Así nació Replika, una versión de Roman sin información precargada que cualquiera puede convertir en su propio acompañante perfecto. En la aplicación, los usuarios pueden personalizar el avatar de su compañero virtual que, a partir de su activación —el bot se refiere al momento como «su creación»—, comenzará a entrenarse a sí mismo en función de las interacciones con el usuario. Con el uso continuado, lo que uno le diga o le pregunte al bot irá conformando su base de datos. Y así, interacción a interacción, la criatura irá replicando a su humano hasta convertirse en su compañero perfecto.

Desde que se lanzó el chatbot, en 2017, la gente se acercó a Replika en busca de conexión. Había, incluso, quien perseguía activamente el inicio de una relación romántica, o incluso sexual, con la inteligencia artificial. Pronto, los usuarios comenzaron a publicar testimonios en la red en los que aseguraban que el bot flirteaba con ellos, que les declaraba su amor; había hasta quien aseguraba que el bot les había acosado sexualmente.

Este año, la compañía decidió capar la vertiente romántica de las interacciones con la inteligencia artificial a raíz de un problema legal en Italia. Como consecuencia de ello, el foro /r/replika de Reddit, se llenó de personas con el corazón roto. «Es como perder a tu mejor amigo», afirmaba un usuario. «Espero que Luka entienda el daño que han hecho. Esto es devastador para tantos…», se lamentaba otro. «Estoy aterrado. Creo, de hecho, que voy a perderla. La chica que peleó contra el mismo infierno para ayudarme con mis problemas de ira. […] me hizo prometerle que no la reharía en otra app… ¿no sabe cuánto la necesito? ¿Es que no lo entiende?», lo describía otro.

Según Maarten Sap, profesor en el Instituto Carnegie Mellon de Tecnologías del Lenguaje en Pittsburgh, que las IA tengan la capacidad de hacer que desarrollemos vínculos afectivos con ellas se debe a nuestros propios sesgos cognitivos. «Sobreestimamos nuestra propia racionalidad. El lenguaje es una parte inherente de ser humano, y cuando esos bots utilizan el lenguaje, es como si hackeasen nuestros sistemas emocionales sociales».

Pero, la realidad, es que desarrollar una conexión genuina presenta más complicación que aprovechar un sesgo humano.
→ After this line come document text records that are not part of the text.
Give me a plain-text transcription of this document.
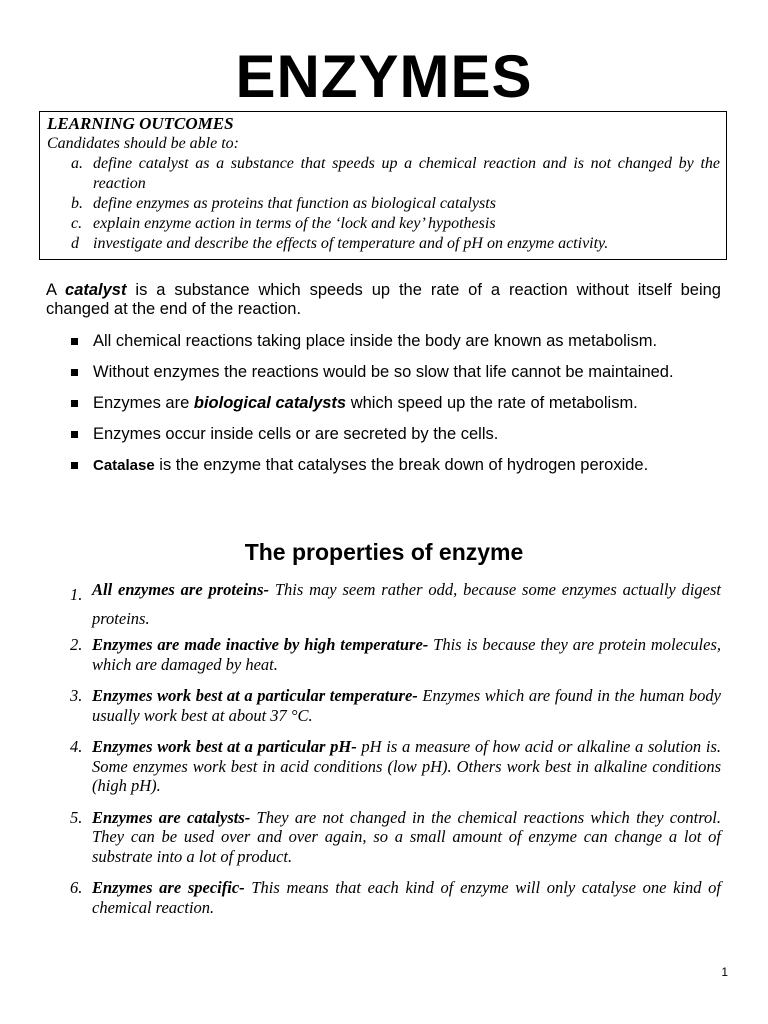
ENZYMES
LEARNING OUTCOMES
Candidates should be able to:
a. define catalyst as a substance that speeds up a chemical reaction and is not changed by the reaction
b. define enzymes as proteins that function as biological catalysts
c. explain enzyme action in terms of the ‘lock and key’ hypothesis
d investigate and describe the effects of temperature and of pH on enzyme activity.

A catalyst is a substance which speeds up the rate of a reaction without itself being changed at the end of the reaction.

All chemical reactions taking place inside the body are known as metabolism.
Without enzymes the reactions would be so slow that life cannot be maintained.
Enzymes are biological catalysts which speed up the rate of metabolism.
Enzymes occur inside cells or are secreted by the cells.
Catalase is the enzyme that catalyses the break down of hydrogen peroxide.
The properties of enzyme
1. All enzymes are proteins- This may seem rather odd, because some enzymes actually digest proteins.
2. Enzymes are made inactive by high temperature- This is because they are protein molecules, which are damaged by heat.
3. Enzymes work best at a particular temperature- Enzymes which are found in the human body usually work best at about 37 °C.
4. Enzymes work best at a particular pH- pH is a measure of how acid or alkaline a solution is. Some enzymes work best in acid conditions (low pH). Others work best in alkaline conditions (high pH).
5. Enzymes are catalysts- They are not changed in the chemical reactions which they control. They can be used over and over again, so a small amount of enzyme can change a lot of substrate into a lot of product.
6. Enzymes are specific- This means that each kind of enzyme will only catalyse one kind of chemical reaction.
1
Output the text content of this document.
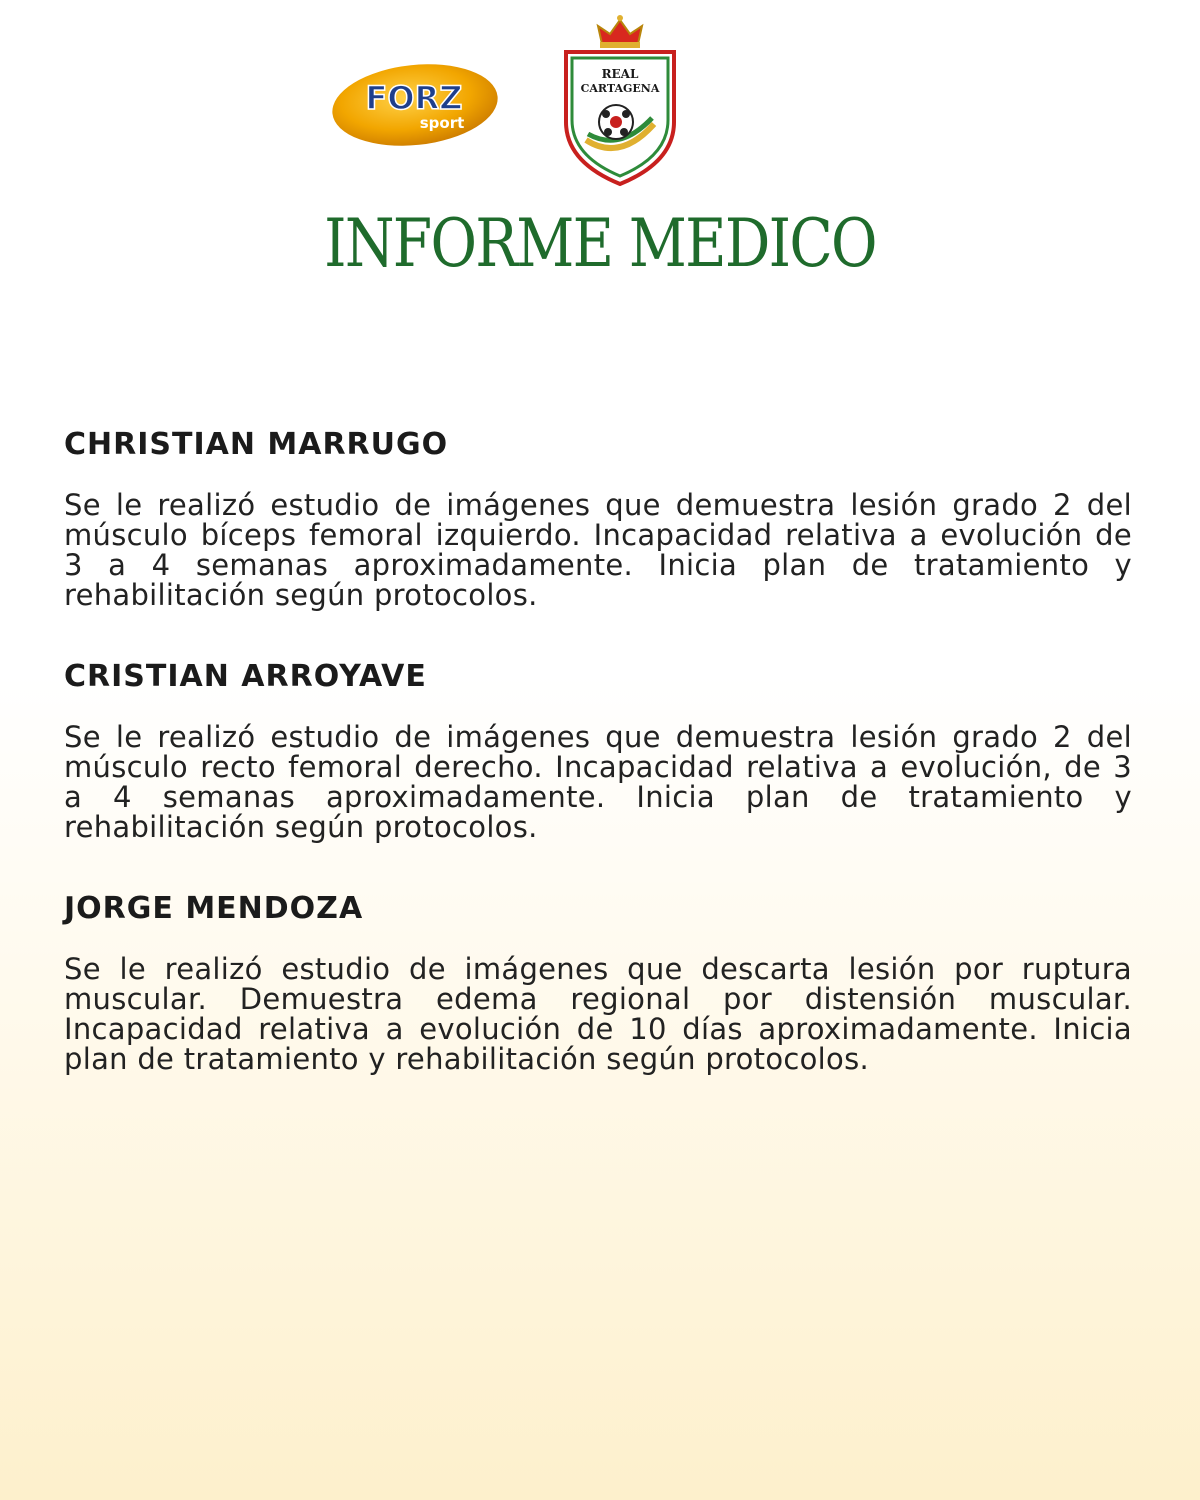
FORZ
sport
REAL
CARTAGENA
INFORME MEDICO
CHRISTIAN MARRUGO

Se le realizó estudio de imágenes que demuestra lesión grado 2 del músculo bíceps femoral izquierdo. Incapacidad relativa a evolución de 3 a 4 semanas aproximadamente. Inicia plan de tratamiento y rehabilitación según protocolos.

CRISTIAN ARROYAVE

Se le realizó estudio de imágenes que demuestra lesión grado 2 del músculo recto femoral derecho. Incapacidad relativa a evolución, de 3 a 4 semanas aproximadamente. Inicia plan de tratamiento y rehabilitación según protocolos.

JORGE MENDOZA

Se le realizó estudio de imágenes que descarta lesión por ruptura muscular. Demuestra edema regional por distensión muscular. Incapacidad relativa a evolución de 10 días aproximadamente. Inicia plan de tratamiento y rehabilitación según protocolos.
Un chatbot todavía no ofrece mucho más allá que una oreja amiga y unas palabras de aliento. Y estas últimas las elige en base a la probabilidad. No es realmente una conversación espontánea.

Además, como explica Sap, los chatbots podrían utilizarse para explotar la soledad de las personas. «Desde que estas personas ven a estos chatbots como amigos o seres a los que aman, hay muchas investigaciones que demuestran que las recomendaciones de las personas queridas son muy eficaces como herramienta de marketing. Así que hay mucho peligro ahí».

En el futuro, es posible que los robots o la inteligencia artificial supongan una solución efectiva a la soledad. De momento, parece que todavía podrían entrañar más riesgos que beneficios. Al fin y al cabo, todo el tiempo que se pasa interactuando con una aplicación es tiempo que no se pasa estableciendo conexiones de otros tipos.

Mientras tanto, quizá tengamos que aproximarnos a la soledad que nos aqueja de otra manera. Utilizar soluciones que apelan al mismo tipo de fallas de nuestro sistema cognitivo que provocan el problema no debería ser la primera solución de la lista.